This article was originally published on PlusXP.
Unless you’ve been living on Saturn for the past 16 years you can’t fail to have seen, tried and even enjoyed the long-running FIFA series developed by Electronic Arts. Though we’ve seen a few humdrum releases in the past decade FIFA 10 is a much more definitive release and frankly fails to disappoint.
At long last the developers are starting to fully utilize the full high-definition graphics capabilities of both the XBOX 360 and PS3, with the result that player, pitch and stadium detail is truly awesome. Also, we finally get to enjoy the support of a 3D crowd which wasn’t seen in previous versions – it’s mostly consisted of a tiled background animation recently and was something of a glaring omission the developers have finally put right. There is no streaking, hooliganism or pitch invasions as yet, but a man can dream...!
There are of course the usual improvements in skill moves, speed of play and realism but there are several more subtle changes which may have initially escaped your notice but take this game into a whole new dimension. The shooting metrics have been adjusted to take your player attributes far more into account when deciding whether you hit or miss, and you need to actually direct your kicks with the analogue controls and time your headers to perfection to avoid being jostled by a defender. The free kicks can either be taken quickly (a completely new feature) or taken as an on-the-spot kick. As with corners you point your kick-taker in a direction, specify how much power you need and then rely on the player stats to finish the work for you, meaning that for the first time your player attributes will play a much more important role in real-time gameplay.
Generally it seems like FIFA 10 removes a lot of the hand-holding provided during game play that we’ve seen in previous titles. That doesn’t mean to say there aren’t any visual indicators at all, but a lot more control has been handed to us as gamers to play in our own particular style. Of course we still have a few of traditional quirks of the series such as commentary which becomes quite repetitive after a while due to a lack of samples, but you can download additional commentary packs to hear the dulcet tones of John Motson and Mark Lawrenson to add a little variety to the experience and cushion the blow a little.
However, if the traditional game play aspect of FIFA 10 doesn’t tickle your fancy there is always the obligatory manager mode that seems to come with FIFA titles these days. Up until FIFA 10 I’d considered FIFA 2005 to have the best manager mode of the series as it provided player development, had a ridiculously easy interface that even a five year old could use and was very realistic when it came to manager renown and player form.
This seemed to have been taken down a peg or do in the years following, possibly because EA were concerned about sales of Total Club Manager. But with FIFA 10 we finally see a new, more realistic manager mode which focuses on your trying to impress the club board of directors and balance your budget. In previous titles you earned money by winning games and wound up buying the best players in the game, but in FIFA10 buying players from big clubs will result in a sizable premium on their sale price. The only realities they haven’t emulated are Russian oil tycoons buying up a club and giving a blank cheque to buy talent, or players requesting transfers.
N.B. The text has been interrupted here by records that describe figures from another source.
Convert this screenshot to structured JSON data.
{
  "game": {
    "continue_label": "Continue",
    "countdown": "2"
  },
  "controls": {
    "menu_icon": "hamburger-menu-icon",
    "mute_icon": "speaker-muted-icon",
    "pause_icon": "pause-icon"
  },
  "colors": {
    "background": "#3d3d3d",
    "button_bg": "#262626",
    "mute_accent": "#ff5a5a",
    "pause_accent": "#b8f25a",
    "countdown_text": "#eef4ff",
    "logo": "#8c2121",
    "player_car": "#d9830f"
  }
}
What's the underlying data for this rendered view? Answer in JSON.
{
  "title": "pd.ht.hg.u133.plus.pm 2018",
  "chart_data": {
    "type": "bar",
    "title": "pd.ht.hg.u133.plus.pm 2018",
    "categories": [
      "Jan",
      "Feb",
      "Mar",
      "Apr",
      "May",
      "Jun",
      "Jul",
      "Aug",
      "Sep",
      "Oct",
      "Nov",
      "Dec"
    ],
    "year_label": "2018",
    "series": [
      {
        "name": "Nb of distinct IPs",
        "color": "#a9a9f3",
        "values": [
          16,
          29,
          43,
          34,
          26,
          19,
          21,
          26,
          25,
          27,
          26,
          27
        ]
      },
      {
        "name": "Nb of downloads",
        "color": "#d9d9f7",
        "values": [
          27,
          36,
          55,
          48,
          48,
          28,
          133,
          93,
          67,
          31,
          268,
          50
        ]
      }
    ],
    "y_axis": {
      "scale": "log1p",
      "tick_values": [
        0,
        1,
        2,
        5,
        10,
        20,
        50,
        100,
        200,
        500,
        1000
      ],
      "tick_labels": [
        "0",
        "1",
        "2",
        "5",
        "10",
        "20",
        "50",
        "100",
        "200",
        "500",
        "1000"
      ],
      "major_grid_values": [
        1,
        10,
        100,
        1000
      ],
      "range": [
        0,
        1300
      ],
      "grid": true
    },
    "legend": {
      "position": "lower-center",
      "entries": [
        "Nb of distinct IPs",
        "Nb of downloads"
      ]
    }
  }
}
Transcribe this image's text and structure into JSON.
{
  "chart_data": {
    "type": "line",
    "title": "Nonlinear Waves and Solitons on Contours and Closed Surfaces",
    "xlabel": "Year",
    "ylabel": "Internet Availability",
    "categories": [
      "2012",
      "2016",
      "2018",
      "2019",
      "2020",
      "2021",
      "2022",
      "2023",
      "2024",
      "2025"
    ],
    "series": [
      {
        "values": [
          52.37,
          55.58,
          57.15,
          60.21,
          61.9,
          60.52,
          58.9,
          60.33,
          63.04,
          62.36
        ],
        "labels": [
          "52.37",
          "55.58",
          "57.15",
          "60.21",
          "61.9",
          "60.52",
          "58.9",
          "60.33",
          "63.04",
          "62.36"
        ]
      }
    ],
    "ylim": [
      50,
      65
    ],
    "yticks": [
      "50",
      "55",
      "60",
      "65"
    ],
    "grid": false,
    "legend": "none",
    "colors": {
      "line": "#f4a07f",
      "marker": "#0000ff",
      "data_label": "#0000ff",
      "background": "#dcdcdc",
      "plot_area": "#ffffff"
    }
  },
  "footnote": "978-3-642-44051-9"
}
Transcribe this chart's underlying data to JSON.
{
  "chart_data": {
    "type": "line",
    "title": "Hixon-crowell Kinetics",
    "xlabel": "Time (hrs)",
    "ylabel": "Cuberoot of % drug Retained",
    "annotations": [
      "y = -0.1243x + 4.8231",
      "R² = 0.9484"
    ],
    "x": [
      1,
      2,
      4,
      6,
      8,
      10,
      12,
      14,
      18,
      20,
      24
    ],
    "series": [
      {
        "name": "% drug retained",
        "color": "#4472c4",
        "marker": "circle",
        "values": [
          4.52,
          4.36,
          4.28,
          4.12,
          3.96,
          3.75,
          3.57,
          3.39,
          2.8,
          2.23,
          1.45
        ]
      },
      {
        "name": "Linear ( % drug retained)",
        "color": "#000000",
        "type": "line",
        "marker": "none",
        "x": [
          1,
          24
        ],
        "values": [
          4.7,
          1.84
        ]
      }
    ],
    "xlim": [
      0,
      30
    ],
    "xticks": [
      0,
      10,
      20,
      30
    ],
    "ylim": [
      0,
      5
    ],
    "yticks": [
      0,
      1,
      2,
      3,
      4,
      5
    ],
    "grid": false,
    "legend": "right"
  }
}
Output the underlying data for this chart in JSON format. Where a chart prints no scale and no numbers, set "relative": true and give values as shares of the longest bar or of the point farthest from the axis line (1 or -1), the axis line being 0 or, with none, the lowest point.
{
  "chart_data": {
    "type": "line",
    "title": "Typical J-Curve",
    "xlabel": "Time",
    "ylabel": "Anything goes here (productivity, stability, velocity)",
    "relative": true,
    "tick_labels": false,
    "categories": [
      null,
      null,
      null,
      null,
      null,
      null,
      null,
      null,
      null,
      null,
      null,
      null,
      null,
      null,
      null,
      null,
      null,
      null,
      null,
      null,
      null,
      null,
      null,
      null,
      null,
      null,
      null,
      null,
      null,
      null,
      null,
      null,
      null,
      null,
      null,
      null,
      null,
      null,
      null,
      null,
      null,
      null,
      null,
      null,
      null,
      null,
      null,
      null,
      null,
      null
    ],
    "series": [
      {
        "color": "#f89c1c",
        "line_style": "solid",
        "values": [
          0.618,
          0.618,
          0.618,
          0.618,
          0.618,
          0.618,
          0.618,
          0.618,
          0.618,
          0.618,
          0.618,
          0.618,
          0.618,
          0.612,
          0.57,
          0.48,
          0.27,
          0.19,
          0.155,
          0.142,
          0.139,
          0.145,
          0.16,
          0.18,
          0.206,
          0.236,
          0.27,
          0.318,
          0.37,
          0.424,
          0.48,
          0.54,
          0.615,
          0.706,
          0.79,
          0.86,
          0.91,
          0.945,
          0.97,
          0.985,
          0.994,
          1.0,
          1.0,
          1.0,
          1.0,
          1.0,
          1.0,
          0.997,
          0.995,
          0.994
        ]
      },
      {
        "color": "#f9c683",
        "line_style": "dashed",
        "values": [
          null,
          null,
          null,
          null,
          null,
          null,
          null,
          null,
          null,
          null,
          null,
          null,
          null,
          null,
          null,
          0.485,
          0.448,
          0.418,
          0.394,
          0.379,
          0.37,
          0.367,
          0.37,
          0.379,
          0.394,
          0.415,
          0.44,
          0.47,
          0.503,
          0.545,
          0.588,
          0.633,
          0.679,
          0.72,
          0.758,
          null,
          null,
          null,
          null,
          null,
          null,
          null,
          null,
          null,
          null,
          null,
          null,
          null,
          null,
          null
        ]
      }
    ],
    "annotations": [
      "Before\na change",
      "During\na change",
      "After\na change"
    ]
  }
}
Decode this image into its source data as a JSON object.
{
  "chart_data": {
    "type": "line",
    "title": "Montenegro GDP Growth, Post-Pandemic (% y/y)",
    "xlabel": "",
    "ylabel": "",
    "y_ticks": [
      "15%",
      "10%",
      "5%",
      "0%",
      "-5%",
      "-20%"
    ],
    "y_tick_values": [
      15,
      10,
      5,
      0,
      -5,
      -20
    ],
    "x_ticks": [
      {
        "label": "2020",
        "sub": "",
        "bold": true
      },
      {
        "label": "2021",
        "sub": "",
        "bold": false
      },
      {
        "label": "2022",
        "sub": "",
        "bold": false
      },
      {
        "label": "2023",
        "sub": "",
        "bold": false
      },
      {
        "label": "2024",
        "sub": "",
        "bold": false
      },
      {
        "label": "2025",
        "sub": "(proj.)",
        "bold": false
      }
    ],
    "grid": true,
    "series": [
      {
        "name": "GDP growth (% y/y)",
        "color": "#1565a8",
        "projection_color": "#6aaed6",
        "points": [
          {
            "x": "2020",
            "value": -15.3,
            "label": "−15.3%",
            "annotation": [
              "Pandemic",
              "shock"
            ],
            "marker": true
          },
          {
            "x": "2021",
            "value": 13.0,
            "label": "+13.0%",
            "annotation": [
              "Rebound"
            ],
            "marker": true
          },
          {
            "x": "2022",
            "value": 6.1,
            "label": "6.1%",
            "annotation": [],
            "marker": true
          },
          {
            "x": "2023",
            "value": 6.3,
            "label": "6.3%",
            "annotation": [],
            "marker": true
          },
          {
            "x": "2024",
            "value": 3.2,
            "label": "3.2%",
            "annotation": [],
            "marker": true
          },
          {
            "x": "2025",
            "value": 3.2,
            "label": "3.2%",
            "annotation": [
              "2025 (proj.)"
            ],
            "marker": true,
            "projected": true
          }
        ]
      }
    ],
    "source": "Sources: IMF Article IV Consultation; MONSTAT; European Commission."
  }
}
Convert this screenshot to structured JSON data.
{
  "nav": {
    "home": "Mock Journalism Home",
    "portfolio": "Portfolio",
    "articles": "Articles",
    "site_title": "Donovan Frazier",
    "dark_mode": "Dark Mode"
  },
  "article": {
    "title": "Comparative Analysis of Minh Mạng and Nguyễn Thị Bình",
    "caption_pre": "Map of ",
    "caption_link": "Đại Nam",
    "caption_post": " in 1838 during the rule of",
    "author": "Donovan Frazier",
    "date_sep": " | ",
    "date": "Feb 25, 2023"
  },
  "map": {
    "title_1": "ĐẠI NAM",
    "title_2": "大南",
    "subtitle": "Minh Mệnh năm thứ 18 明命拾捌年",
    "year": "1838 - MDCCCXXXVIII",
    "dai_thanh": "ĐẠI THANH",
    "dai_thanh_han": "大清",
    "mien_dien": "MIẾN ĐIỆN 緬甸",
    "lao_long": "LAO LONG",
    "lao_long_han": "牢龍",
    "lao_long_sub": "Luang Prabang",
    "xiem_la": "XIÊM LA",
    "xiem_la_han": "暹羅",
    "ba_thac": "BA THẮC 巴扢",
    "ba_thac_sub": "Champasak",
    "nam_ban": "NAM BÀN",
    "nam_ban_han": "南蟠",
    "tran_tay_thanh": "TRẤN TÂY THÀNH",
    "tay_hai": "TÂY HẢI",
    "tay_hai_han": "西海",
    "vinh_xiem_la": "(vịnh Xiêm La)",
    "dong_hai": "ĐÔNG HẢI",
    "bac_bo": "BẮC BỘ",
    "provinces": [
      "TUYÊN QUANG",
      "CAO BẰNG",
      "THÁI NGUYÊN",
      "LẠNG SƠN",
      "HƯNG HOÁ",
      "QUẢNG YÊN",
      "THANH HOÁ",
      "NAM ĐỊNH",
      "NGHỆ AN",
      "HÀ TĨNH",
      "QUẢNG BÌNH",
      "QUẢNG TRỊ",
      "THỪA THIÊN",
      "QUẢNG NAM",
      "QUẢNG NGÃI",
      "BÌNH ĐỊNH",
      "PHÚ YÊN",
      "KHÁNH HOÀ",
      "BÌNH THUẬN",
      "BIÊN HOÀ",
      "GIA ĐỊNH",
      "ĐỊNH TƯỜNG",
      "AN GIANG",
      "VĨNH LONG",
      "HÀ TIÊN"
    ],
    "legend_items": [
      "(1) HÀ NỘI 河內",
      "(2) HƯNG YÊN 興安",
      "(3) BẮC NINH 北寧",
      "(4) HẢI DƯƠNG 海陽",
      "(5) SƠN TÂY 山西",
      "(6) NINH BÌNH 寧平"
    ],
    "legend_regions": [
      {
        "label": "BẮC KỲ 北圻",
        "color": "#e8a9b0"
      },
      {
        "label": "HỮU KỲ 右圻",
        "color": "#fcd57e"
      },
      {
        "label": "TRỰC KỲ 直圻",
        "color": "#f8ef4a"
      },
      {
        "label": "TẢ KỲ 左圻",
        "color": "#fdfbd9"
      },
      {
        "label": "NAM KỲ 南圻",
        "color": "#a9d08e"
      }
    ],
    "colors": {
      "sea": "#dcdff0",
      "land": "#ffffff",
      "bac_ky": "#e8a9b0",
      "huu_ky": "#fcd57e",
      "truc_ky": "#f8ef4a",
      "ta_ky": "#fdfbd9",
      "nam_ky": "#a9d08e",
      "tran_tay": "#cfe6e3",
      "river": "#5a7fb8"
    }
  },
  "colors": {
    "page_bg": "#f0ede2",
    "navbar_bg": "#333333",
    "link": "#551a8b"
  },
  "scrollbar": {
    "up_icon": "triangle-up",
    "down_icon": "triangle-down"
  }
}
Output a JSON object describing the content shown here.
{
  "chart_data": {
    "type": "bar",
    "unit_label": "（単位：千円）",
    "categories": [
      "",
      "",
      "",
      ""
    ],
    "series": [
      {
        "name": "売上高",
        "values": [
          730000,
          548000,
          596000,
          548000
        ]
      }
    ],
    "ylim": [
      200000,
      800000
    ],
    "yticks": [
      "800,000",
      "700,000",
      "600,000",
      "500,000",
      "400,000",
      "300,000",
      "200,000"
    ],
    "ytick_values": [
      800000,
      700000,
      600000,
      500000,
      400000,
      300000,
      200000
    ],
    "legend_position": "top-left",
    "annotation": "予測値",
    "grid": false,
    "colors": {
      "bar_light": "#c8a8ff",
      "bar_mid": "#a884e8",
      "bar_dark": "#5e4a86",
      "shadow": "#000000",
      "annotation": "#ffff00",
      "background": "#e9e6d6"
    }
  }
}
But the real selling point of FIFA 10 is ‘Be a Pro’. You can either choose an existing player or create your own, join a club and then play for several seasons working your way up through club football and ultimately to international glory. You are set goals each game that you need to achieve to up your reputation which will help you get picked for more competitive matches or bought by other clubs.
But so far so like ‘FIFA 09 with FIFA 10 enhancements’. What really sets this apart from previous titles? It absolutely has to be the online aspect. You can play in teams of 10 other people all controlling the customized pros they’ve been training up offline in vast net-based competitions (with sizeable prizes up for grabs in the official competitions). There are also the traditional team versus team competitions we’ve all grown to love, but for those who want to truly immerse themselves in the action you won’t be disappointed.
So what’s the verdict? FIFA 10 is still the de facto choice as a footballing game any of your friends could pick up, play and join in with you. Though Pro Evolution Soccer provides more in terms of player development FIFA 10 is an excellent all-rounder with plenty to keep the die-hard fan happy while still catering excellently for the casual gamer. This is a real landmark in the series and well worth the cash for the number of hours you will inevitably spend glued to your seat trying desperately to injure Christiano Ronaldo or get England to win something for a change. If you’ve been putting off buying the latest title for a more distinctive release, then consider your wait well and truly over.